= McAllen Foutch =

McAllen Foutch (1909-1996) was a prominent Democratic Party politician and lawyer in Tennessee who had a long tenure in the Tennessee House of Representatives including as Speaker of the Tennessee House of Representatives.

== Early life and legal legacy ==
Born in 1909 in Tennessee, Foutch's political and personal roots were established in DeKalb County, where he maintained a lifelong affiliation with the DeKalb Democrats. He pursued a legal education that led to a successful professional career. His legal expertise was central to his public and business life, and he established a prominent law practice in Tennessee.

His early commitment to the region was permanently recognized after his death when the McAllen Foutch Scholarship was established in 1997. This scholarship honors his contributions to the community, including his instrumental role in the founding of DTC Communications, a regional company focused on infrastructure development.

== Political career ==
A dedicated Democrat, Foutch began his long political career by serving eight terms in the Tennessee House of Representatives. He was recognized as a leader within the Assembly, and was elected to the influential position of Speaker of the Tennessee House of Representatives, serving a term from 1949 to 1953. His strong political roots in DeKalb County were evident throughout his tenure, as he consistently maintained his local party affiliation.
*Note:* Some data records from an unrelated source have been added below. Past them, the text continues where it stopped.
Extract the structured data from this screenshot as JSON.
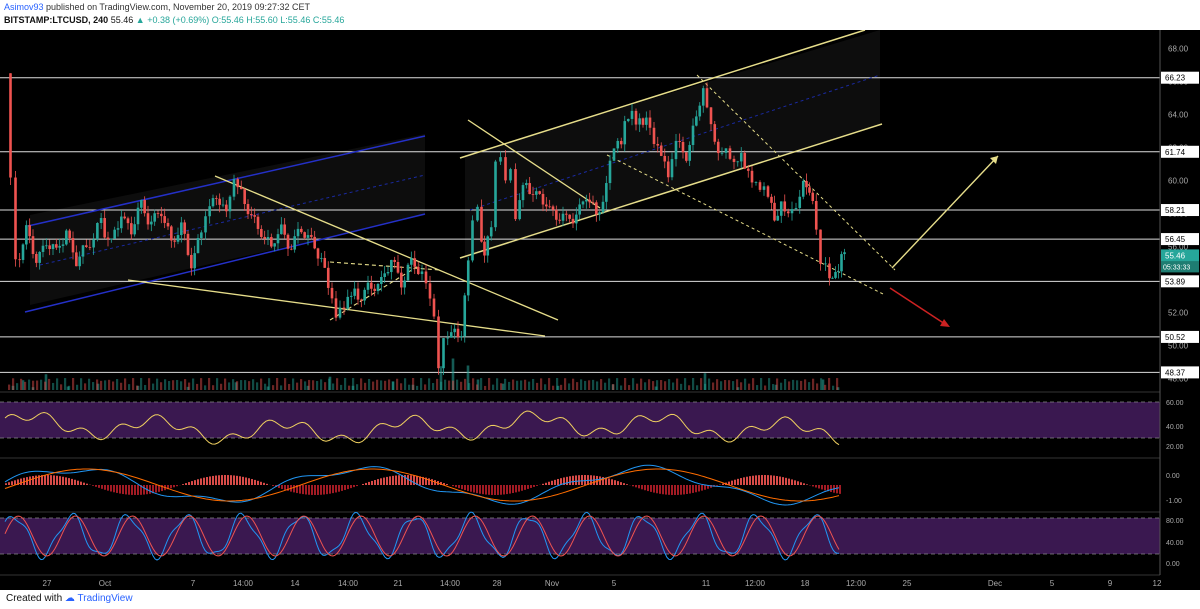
{
  "header": {
    "author": "Asimov93",
    "published": "published on TradingView.com, November 20, 2019 09:27:32 CET",
    "symbol": "BITSTAMP:LTCUSD, 240",
    "last": "55.46",
    "change": "+0.38 (+0.69%)",
    "ohlc": "O:55.46 H:55.60 L:55.46 C:55.46"
  },
  "footer": {
    "created_with": "Created with",
    "brand": "TradingView"
  },
  "colors": {
    "up": "#26a69a",
    "down": "#ef5350",
    "yellow": "#e6dd8a",
    "blue": "#2430c8",
    "purple": "#3a1850",
    "red": "#cc2222"
  },
  "chart_data": {
    "type": "candlestick",
    "price_axis": {
      "min": 47,
      "max": 69,
      "ticks": [
        48,
        50,
        52,
        54,
        56,
        58,
        60,
        62,
        64,
        66,
        68
      ]
    },
    "last_price": "55.46",
    "countdown": "05:33:33",
    "levels": [
      {
        "value": 66.23,
        "label": "66.23"
      },
      {
        "value": 61.74,
        "label": "61.74"
      },
      {
        "value": 58.21,
        "label": "58.21"
      },
      {
        "value": 56.45,
        "label": "56.45"
      },
      {
        "value": 53.89,
        "label": "53.89"
      },
      {
        "value": 50.52,
        "label": "50.52"
      },
      {
        "value": 48.37,
        "label": "48.37"
      }
    ],
    "x_labels": [
      "27",
      "Oct",
      "7",
      "14:00",
      "14",
      "14:00",
      "21",
      "14:00",
      "28",
      "Nov",
      "5",
      "11",
      "12:00",
      "18",
      "12:00",
      "25",
      "Dec",
      "5",
      "9",
      "12"
    ],
    "price_path": [
      [
        0,
        66.5
      ],
      [
        5,
        60
      ],
      [
        10,
        55
      ],
      [
        20,
        57
      ],
      [
        30,
        55
      ],
      [
        40,
        56.5
      ],
      [
        50,
        55.5
      ],
      [
        60,
        57
      ],
      [
        70,
        55
      ],
      [
        80,
        56
      ],
      [
        95,
        57.5
      ],
      [
        105,
        56
      ],
      [
        115,
        58
      ],
      [
        125,
        57
      ],
      [
        135,
        58.5
      ],
      [
        145,
        57.5
      ],
      [
        155,
        58
      ],
      [
        165,
        56.5
      ],
      [
        175,
        57
      ],
      [
        185,
        55
      ],
      [
        195,
        57
      ],
      [
        200,
        58
      ],
      [
        210,
        59
      ],
      [
        220,
        58
      ],
      [
        228,
        60.5
      ],
      [
        235,
        59.5
      ],
      [
        245,
        57.5
      ],
      [
        255,
        57
      ],
      [
        265,
        56
      ],
      [
        275,
        57
      ],
      [
        285,
        56
      ],
      [
        295,
        57
      ],
      [
        305,
        56.5
      ],
      [
        315,
        55
      ],
      [
        322,
        53.5
      ],
      [
        330,
        51.5
      ],
      [
        338,
        52.5
      ],
      [
        345,
        53.5
      ],
      [
        355,
        53
      ],
      [
        365,
        53.5
      ],
      [
        375,
        54
      ],
      [
        385,
        55
      ],
      [
        395,
        54
      ],
      [
        405,
        55
      ],
      [
        412,
        54.5
      ],
      [
        420,
        54
      ],
      [
        428,
        52
      ],
      [
        433,
        49
      ],
      [
        438,
        50
      ],
      [
        445,
        51
      ],
      [
        455,
        50.5
      ],
      [
        462,
        55
      ],
      [
        467,
        57.5
      ],
      [
        472,
        58
      ],
      [
        478,
        55.5
      ],
      [
        485,
        57.5
      ],
      [
        490,
        61
      ],
      [
        495,
        61.5
      ],
      [
        500,
        60
      ],
      [
        505,
        60.5
      ],
      [
        510,
        58
      ],
      [
        520,
        60
      ],
      [
        530,
        59
      ],
      [
        540,
        58.5
      ],
      [
        550,
        58
      ],
      [
        560,
        57.5
      ],
      [
        570,
        58
      ],
      [
        580,
        59
      ],
      [
        590,
        58
      ],
      [
        600,
        59.5
      ],
      [
        608,
        62
      ],
      [
        615,
        62.5
      ],
      [
        622,
        64
      ],
      [
        630,
        63.5
      ],
      [
        640,
        64
      ],
      [
        648,
        62
      ],
      [
        655,
        61.5
      ],
      [
        662,
        60
      ],
      [
        670,
        62
      ],
      [
        680,
        61.5
      ],
      [
        690,
        64
      ],
      [
        697,
        65.5
      ],
      [
        705,
        63.5
      ],
      [
        712,
        61.5
      ],
      [
        720,
        62
      ],
      [
        728,
        61
      ],
      [
        735,
        61.5
      ],
      [
        742,
        60.5
      ],
      [
        750,
        60
      ],
      [
        758,
        59.5
      ],
      [
        762,
        59
      ],
      [
        768,
        57.5
      ],
      [
        775,
        58.5
      ],
      [
        782,
        58
      ],
      [
        790,
        58.5
      ],
      [
        797,
        60
      ],
      [
        803,
        59.5
      ],
      [
        810,
        57
      ],
      [
        815,
        54.5
      ],
      [
        820,
        55
      ],
      [
        826,
        54
      ],
      [
        832,
        55
      ],
      [
        838,
        55.5
      ]
    ],
    "volume": [
      [
        5,
        12
      ],
      [
        15,
        28
      ],
      [
        25,
        8
      ],
      [
        38,
        45
      ],
      [
        60,
        10
      ],
      [
        90,
        18
      ],
      [
        130,
        12
      ],
      [
        180,
        9
      ],
      [
        228,
        22
      ],
      [
        260,
        10
      ],
      [
        300,
        12
      ],
      [
        322,
        38
      ],
      [
        345,
        12
      ],
      [
        385,
        25
      ],
      [
        405,
        15
      ],
      [
        433,
        68
      ],
      [
        445,
        90
      ],
      [
        460,
        70
      ],
      [
        470,
        30
      ],
      [
        495,
        18
      ],
      [
        550,
        12
      ],
      [
        605,
        16
      ],
      [
        648,
        10
      ],
      [
        697,
        48
      ],
      [
        730,
        8
      ],
      [
        768,
        15
      ],
      [
        815,
        30
      ],
      [
        830,
        8
      ]
    ],
    "indicators": {
      "rsi": {
        "ticks": [
          "60.00",
          "40.00",
          "20.00"
        ],
        "bands": [
          70,
          30
        ]
      },
      "macd": {
        "ticks": [
          "0.00",
          "-1.00"
        ]
      },
      "stoch": {
        "ticks": [
          "80.00",
          "40.00",
          "0.00"
        ],
        "bands": [
          80,
          20
        ]
      }
    }
  }
}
==Later business and law career==
Following his legislative service, Foutch remained active in both law and business. He continued to manage his private law practice, notably mentoring and employing future politicians and lawyers, including Tommy Buck and Frank Buck, before they established their own firms. Beyond his legal work, Foutch was a key figure in the regional business community, serving as vice-president for WJLE broadcasting in Smithville and as chairman of the board for Citizens Bank. Foutch also played an instrumental role in founding DTC Communications, a regional company dedicated to developing communication infrastructure.

== Personal life and legacy ==
He lived in Smithville, Tennessee, and was a member of a Missionary Baptist church. He was married to Sallie Parker Foutch, and together they had four daughters. After his death, his enduring commitment to the region was honored when the McAllen Foutch Scholarship was established in 1997, recognizing his contributions to the community and his role with DTC Communications.